Business & Finance Taxes

ETF Tax Advantages

    • ETFs offer individual investors money-saving tax advantages.Accounting and finance image by MAXFX from Fotolia.com

      Exchange-traded funds (ETFs) are index funds that trade like stocks. In relation to mutual funds, ETFs offer a number of potential tax advantages. The relative tax-efficiency of ETFs stems from the fact that sales of stock result in capital gains or losses.

      Investors may use capital losses to decrease their taxable income, but must pay taxes on capital gains. Short-term capital gains (from sales of investments held for less than one year) are taxed at the investor's ordinary income-tax rate. Long-term capital gains are taxed at a lower rate (for 2010, this rate is either 0% or 15%, depending on the investor's tax bracket).

    Less Capital Gains Taxation for Fund Holders

    • When an investor sells shares in an ETF, this typically does not trigger sales of the stocks that compose the underlying index. Instead, the ETF shares are transferred directly to a buyer. Thus, the sale does not cause remaining fund holders to incur capital gains tax.

      By contrast, a sale of shares in a mutual fund requires the fund company to sell shares in the underlying stocks in order to pay the investor who is selling. This may result in capital gains distributions to investors who continue to hold the fund.

    Ability to Time Gains and Losses

    • As with any equities investment, selling an ETF will result in capital gains or losses for the seller. However, the seller can control the timing of the sale. Thus, ETFs provide investors the opportunity to decrease taxable income over their lifetime by realizing capital gains in years when their income is low, or by offsetting taxable income with capital losses in years when their income is high.

      Mutual funds also have this feature, but an individual investor cannot control sales of shares that may cause capital gains or losses for remaining fund holders.

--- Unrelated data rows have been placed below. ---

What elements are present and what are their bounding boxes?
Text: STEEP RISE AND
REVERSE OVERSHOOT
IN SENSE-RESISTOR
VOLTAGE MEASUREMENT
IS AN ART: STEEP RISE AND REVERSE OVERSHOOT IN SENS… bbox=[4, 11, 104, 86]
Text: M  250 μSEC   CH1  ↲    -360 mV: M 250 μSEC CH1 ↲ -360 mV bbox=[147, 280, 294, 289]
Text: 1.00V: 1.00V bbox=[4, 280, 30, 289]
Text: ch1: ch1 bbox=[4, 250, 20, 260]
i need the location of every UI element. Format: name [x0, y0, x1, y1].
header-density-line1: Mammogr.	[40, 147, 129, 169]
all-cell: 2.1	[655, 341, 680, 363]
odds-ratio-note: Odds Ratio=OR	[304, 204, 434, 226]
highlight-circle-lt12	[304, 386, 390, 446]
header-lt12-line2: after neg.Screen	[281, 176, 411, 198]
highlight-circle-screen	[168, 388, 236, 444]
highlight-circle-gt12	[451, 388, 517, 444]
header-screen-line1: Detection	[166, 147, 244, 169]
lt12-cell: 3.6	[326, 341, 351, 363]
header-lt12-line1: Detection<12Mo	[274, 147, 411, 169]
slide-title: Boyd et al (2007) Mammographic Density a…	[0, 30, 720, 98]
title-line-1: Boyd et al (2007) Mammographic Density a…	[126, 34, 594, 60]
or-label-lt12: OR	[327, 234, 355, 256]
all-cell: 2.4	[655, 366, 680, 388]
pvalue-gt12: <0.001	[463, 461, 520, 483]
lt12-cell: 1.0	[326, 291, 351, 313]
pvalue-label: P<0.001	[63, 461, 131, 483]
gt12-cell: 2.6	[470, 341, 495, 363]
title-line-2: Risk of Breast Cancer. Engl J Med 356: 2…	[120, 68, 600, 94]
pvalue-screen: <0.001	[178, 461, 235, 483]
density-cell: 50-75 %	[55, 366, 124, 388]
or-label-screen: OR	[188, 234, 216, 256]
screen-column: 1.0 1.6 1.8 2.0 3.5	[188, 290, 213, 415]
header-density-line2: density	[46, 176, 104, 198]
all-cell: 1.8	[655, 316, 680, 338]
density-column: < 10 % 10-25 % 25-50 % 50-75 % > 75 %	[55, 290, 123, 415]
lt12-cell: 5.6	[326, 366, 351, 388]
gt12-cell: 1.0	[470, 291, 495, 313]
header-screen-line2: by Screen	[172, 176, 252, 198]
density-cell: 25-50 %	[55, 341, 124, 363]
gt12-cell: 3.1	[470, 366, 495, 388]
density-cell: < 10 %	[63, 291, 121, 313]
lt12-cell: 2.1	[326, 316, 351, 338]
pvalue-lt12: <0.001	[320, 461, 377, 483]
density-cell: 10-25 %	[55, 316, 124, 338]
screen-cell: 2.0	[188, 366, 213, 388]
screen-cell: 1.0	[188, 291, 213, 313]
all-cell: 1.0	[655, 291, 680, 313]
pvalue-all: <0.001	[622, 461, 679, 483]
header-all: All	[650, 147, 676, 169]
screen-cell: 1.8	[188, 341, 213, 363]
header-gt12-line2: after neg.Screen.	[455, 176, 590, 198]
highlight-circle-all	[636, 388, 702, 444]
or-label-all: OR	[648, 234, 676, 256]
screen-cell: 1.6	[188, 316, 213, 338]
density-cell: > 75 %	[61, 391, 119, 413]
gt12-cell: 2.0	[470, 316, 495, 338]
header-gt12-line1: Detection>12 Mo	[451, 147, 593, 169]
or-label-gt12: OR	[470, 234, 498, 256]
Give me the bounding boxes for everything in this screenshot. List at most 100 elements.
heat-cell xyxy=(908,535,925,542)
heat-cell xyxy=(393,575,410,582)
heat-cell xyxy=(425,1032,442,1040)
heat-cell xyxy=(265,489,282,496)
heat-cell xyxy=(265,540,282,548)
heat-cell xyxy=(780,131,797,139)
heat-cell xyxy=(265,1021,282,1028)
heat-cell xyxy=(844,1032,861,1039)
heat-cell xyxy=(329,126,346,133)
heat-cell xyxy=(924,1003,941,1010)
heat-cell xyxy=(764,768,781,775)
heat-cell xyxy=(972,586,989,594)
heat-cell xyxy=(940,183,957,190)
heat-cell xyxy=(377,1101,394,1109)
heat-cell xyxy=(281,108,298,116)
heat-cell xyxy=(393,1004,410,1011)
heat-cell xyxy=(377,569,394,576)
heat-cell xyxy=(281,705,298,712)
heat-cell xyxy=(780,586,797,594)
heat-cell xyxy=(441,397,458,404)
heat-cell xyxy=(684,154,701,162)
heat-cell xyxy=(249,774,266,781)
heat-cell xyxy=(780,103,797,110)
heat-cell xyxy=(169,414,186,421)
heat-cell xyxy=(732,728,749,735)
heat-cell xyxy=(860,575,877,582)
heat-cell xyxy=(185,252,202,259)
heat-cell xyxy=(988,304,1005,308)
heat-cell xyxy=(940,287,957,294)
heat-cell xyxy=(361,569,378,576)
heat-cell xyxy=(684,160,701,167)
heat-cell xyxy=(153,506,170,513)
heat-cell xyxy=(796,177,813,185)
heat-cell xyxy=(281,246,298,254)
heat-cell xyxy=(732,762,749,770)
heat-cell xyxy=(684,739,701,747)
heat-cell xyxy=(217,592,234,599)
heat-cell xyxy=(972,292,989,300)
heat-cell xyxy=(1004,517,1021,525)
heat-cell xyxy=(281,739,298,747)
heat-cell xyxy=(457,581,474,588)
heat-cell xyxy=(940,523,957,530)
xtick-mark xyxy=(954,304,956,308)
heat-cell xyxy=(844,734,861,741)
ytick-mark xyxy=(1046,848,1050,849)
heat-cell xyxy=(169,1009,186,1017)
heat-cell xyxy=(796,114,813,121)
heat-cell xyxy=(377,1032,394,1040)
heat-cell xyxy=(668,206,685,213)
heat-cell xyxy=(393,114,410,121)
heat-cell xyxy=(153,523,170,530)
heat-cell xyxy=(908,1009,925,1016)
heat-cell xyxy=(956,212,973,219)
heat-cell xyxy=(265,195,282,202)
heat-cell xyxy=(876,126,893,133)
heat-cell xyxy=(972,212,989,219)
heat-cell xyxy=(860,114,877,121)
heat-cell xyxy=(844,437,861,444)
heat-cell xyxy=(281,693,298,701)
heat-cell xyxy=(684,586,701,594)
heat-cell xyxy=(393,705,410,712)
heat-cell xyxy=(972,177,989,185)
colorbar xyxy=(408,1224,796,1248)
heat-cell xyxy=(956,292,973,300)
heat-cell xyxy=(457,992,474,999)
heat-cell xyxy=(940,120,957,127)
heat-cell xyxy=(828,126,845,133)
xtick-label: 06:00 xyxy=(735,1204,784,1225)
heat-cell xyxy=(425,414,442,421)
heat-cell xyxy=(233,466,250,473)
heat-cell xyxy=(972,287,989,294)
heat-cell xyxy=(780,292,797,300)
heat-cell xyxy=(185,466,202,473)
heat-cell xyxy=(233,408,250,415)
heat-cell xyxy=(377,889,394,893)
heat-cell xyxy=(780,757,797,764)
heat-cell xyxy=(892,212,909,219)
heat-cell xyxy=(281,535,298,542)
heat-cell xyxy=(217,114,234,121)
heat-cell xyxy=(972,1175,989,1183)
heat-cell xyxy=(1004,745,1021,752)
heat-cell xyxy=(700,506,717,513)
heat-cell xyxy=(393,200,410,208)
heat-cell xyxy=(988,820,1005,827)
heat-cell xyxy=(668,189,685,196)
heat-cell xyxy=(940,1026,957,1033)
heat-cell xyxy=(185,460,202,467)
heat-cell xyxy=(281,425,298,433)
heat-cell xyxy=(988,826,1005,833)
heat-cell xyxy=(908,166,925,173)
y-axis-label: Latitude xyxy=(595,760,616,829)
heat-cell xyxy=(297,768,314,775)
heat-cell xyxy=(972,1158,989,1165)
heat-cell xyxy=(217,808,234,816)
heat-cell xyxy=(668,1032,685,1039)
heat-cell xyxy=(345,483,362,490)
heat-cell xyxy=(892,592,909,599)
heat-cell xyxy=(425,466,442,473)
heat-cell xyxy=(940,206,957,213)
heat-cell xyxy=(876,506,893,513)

    Control of Short-Term Capital Gains

    • A related point is that ETF investors can control whether or not they incur short-term capital gains, which are taxed at a higher rate than long-term gains, by simply holding shares for more than one year before selling. Mutual fund investors cannot prevent short-term sales by other investors in the fund, nor can they control changes in the fund's portfolio that may trigger short-term capital gains.

    Low Turnover

    • Because sales of stock may lead to realized capital gains, trading activity in a portfolio ("turnover") leads to tax-inefficiency. ETFs have very low turnover since they track fixed indexes and since sales of ETF shares do not trigger sales of stock by the fund company. This is true even in comparison to index mutual funds, which do not have the latter feature. It is especially the case relative to actively managed funds, which may have very high rates of turnover as a result of managers making portfolio changes.

    In-Kind Redemptions

    • Only investors with very large portfolios ("authorized participants") may trade directly with an ETF company. If an authorized participant decides to sell shares of an ETF to the fund company, the fund company can satisfy this redemption with stocks instead of cash. An ETF manager can use this type of in-kind redemption to unload the stock shares with the largest unrealized capital gains, which reduces the likelihood that an ETF will distribute capital gains to shareholders.

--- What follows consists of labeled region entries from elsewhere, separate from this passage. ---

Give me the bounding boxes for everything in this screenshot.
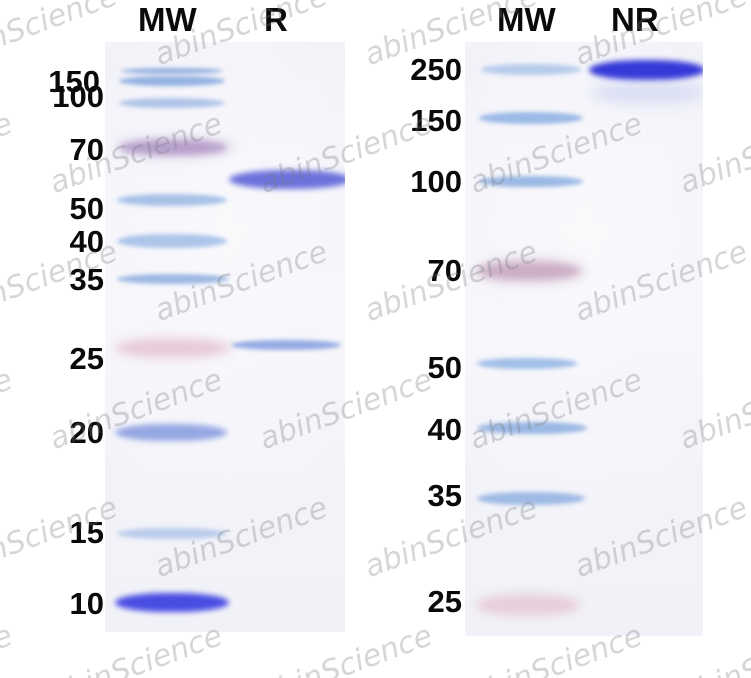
sample-band-non-reduced-smear (589, 82, 703, 104)
gel-background-left (105, 42, 345, 632)
ladder-band-10 (115, 593, 229, 612)
mw-label-250-right: 250 (410, 52, 462, 87)
ladder-band-250 (481, 64, 581, 75)
ladder-band-25 (115, 338, 231, 358)
watermark-text: abinScience (0, 618, 18, 678)
ladder-band-150-right (479, 112, 583, 124)
mw-label-40-left: 40 (69, 224, 104, 259)
lane-header-nr: NR (611, 1, 659, 38)
lane-header-mw-left: MW (138, 1, 197, 38)
sample-band-reduced-light (231, 340, 341, 350)
gel-panel-non-reduced (465, 42, 703, 636)
ladder-band-150 (119, 76, 225, 86)
mw-label-100-left: 100 (52, 79, 104, 114)
mw-label-35-right: 35 (427, 478, 462, 513)
mw-label-35-left: 35 (69, 262, 104, 297)
ladder-band-35 (117, 274, 229, 284)
sample-band-non-reduced (589, 60, 703, 80)
ladder-band-70-right (477, 262, 581, 280)
mw-label-50-right: 50 (427, 350, 462, 385)
ladder-band-100-right (479, 176, 583, 187)
mw-label-100-right: 100 (410, 164, 462, 199)
mw-label-25-left: 25 (69, 341, 104, 376)
ladder-band-20 (115, 424, 227, 441)
ladder-band-15 (117, 528, 227, 539)
ladder-band-50-right (477, 358, 577, 369)
mw-label-20-left: 20 (69, 415, 104, 450)
watermark-text: abinScience (0, 362, 18, 457)
gel-background-right (465, 42, 703, 636)
ladder-band-150-upper (121, 68, 223, 74)
watermark-text: abinScience (0, 106, 18, 201)
ladder-band-25-right (475, 594, 581, 616)
mw-label-150-right: 150 (410, 103, 462, 138)
mw-label-70-left: 70 (69, 132, 104, 167)
watermark-text: abinScience (0, 0, 123, 73)
lane-header-r: R (264, 1, 288, 38)
gel-panel-reduced (105, 42, 345, 632)
mw-label-150-left: 150 (48, 64, 100, 99)
ladder-band-100 (119, 98, 225, 108)
mw-label-25-right: 25 (427, 584, 462, 619)
mw-label-50-left: 50 (69, 191, 104, 226)
lane-header-mw-right: MW (497, 1, 556, 38)
mw-label-10-left: 10 (69, 586, 104, 621)
ladder-band-70-halo (117, 136, 235, 158)
ladder-band-40 (117, 234, 227, 248)
ladder-band-70-right-halo (475, 258, 587, 284)
ladder-band-40-right (477, 422, 587, 434)
mw-label-40-right: 40 (427, 412, 462, 447)
ladder-band-70 (119, 140, 227, 155)
ladder-band-35-right (477, 492, 585, 505)
mw-label-70-right: 70 (427, 253, 462, 288)
ladder-band-50 (117, 194, 227, 206)
sample-band-reduced-heavy (229, 170, 345, 189)
mw-label-15-left: 15 (69, 515, 104, 550)
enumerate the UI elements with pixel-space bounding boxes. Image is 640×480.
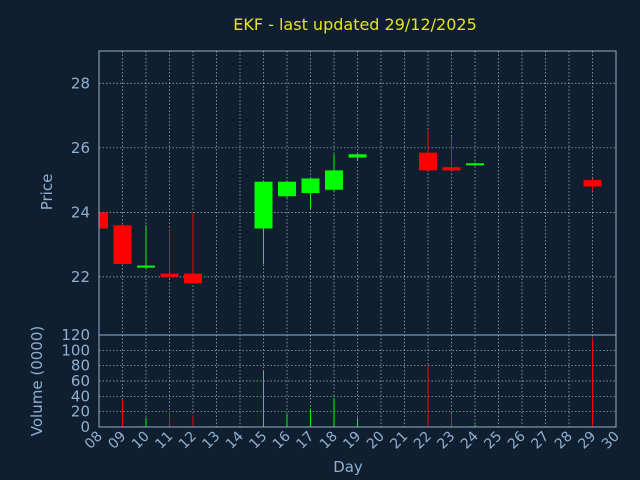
volume-y-tick: 60 [71, 372, 90, 390]
candle-body [419, 152, 437, 171]
candle-body [99, 212, 108, 229]
candle-body [137, 265, 155, 268]
candles [98, 130, 602, 284]
price-y-label: Price [38, 174, 56, 211]
price-y-ticks: 22 24 26 28 [71, 74, 90, 286]
candle-body [442, 167, 461, 171]
price-y-tick: 22 [71, 268, 90, 286]
price-y-tick: 28 [71, 74, 90, 92]
volume-y-label: Volume (0000) [28, 326, 46, 436]
candle-body [254, 181, 273, 229]
price-y-tick: 24 [71, 203, 90, 221]
candle-body [583, 180, 602, 187]
volume-y-tick: 120 [61, 326, 90, 344]
candle-body [160, 273, 179, 277]
volume-y-tick: 80 [71, 357, 90, 375]
price-y-tick: 26 [71, 139, 90, 157]
volume-frame [98, 334, 617, 428]
candle-body [278, 181, 296, 197]
candle-body [301, 178, 320, 193]
candle-body [113, 225, 132, 264]
candle-body [466, 163, 484, 166]
price-panel: 22 24 26 28 Price [38, 50, 617, 336]
price-grid [98, 51, 617, 335]
volume-y-tick: 0 [80, 418, 90, 436]
volume-bars [122, 338, 593, 427]
volume-y-tick: 40 [71, 387, 90, 405]
x-axis-label: Day [333, 458, 363, 476]
candle-body [325, 170, 343, 190]
candle-body [184, 273, 202, 284]
chart-title: EKF - last updated 29/12/2025 [233, 15, 477, 34]
candle-body [348, 154, 367, 158]
volume-y-tick: 20 [71, 403, 90, 421]
x-tick-labels: 08 09 10 11 12 13 14 15 16 17 18 19 20 21 22 23 24 25 26 27… [82, 428, 623, 452]
volume-y-tick: 100 [61, 341, 90, 359]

    Demonstrated Tax-Efficiency

    • In theory, it is possible for an ETF to be less tax-efficient than a similar mutual fund. However, this is very seldom the case in reality. Investment research firm Morningstar found that, in six of nine categories of domestic-stock funds, the average ETF had a lower tax-cost ratio than the average mutual fund. In those categories where ETFs were less tax-efficient than mutual funds, the reason for this appears to have been that ETFs had more income to distribute to investors as a result of their much lower expense ratios.